Just lose your grip and set me free
Heavеn hear me now, I want to be
Free of every pain and every fear
The sadness has a grip on me, and it must disappear
…
Cover me with Your feathers, Father
Shelter me with Your wings
I may cry through the night
But my joy comes in the morning”
Taken together, the album feels like a testimony.
If you’ve followed RAYE for a while, this isn’t a complete surprise. She has spoken openly about how faith helped pull her through addiction, depression and even suicidal despair.
“There’s a world in which, if I didn’t find faith again, I might not even be here,” she told the BBC back in 2023.
She opened up even more directly when reflecting on her return to faith.
“I was raised in a Christian household and I think I had quite a difficult relationship with it all in the early days,” she said. “But there was a moment where I really found God, in the time that I really needed it and it saved my life, to put it pretty bluntly. I really owe my life to my faith, it’s kept me going and it’s kept me okay, it’s given me strength.”
You can hear all of that history running through THIS MUSIC MAY CONTAIN HOPE. RAYE has always been brutally honest in her writing. Her earlier music often sounded like someone trying to survive the wreckage in real time, but never quite reaching the other side. This album still knows those shadows well; It just isn’t living inside them anymore.
What makes the record hit is how naturally faith runs through it. RAYE isn’t sprinkling in spiritual imagery to make the songs feel deeper. She’s writing from a place where belief has become part of the framework. God isn’t a passing reference here and there — He’s a key part the story.
Her sobriety is part of that shift, too. Looking back on the music she’s making now, RAYE said, “A lot of My 21st Century Blues, I was up in the clouds, rolling a blunt. I like that I’ve come down to earth to write these lyrics. I prefer myself like this. I’ve found discipline and abstinence in my life, and it’s a beautiful thing.”
Discovering not only her faith but a new part of herself was a major motivation for this new album. RAYE shared that her intention with her latest project was to shine a light in the darkness for others struggling through the same despair she’d gone through.

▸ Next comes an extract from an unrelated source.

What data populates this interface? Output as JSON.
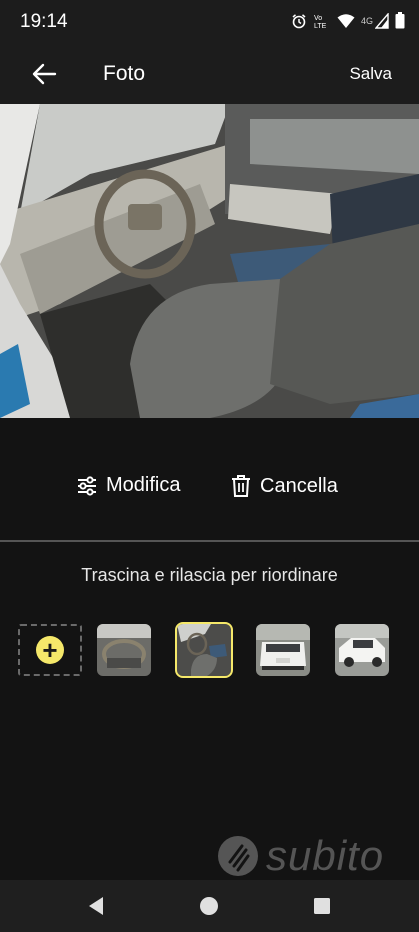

“Music is medicine,” she explained, “and I guess I’m in the process of making medicine for myself that I can share with the world. I want us all to say to ourselves that it’s going to be all right, and I’m going to have faith in the seeds that I’ve planted beneath the snow.”
It’s a great line because it gets at the album’s real strength. THIS MUSIC MAY CONTAIN HOPE starts with the pain, but it doesn’t stay there. The songs know what depression feels like. They know what it means to be desperate. They know how close a person can get to the edge. But they also keep reaching upward.
For a major pop artist, that kind of open Christian language still stands out. RAYE isn’t making a worship album, and she isn’t flattening her story into a neat redemption arc. She still writes with bite. She still sounds complicated, funny and fully human. But on this record, she’s not hiding what saved her.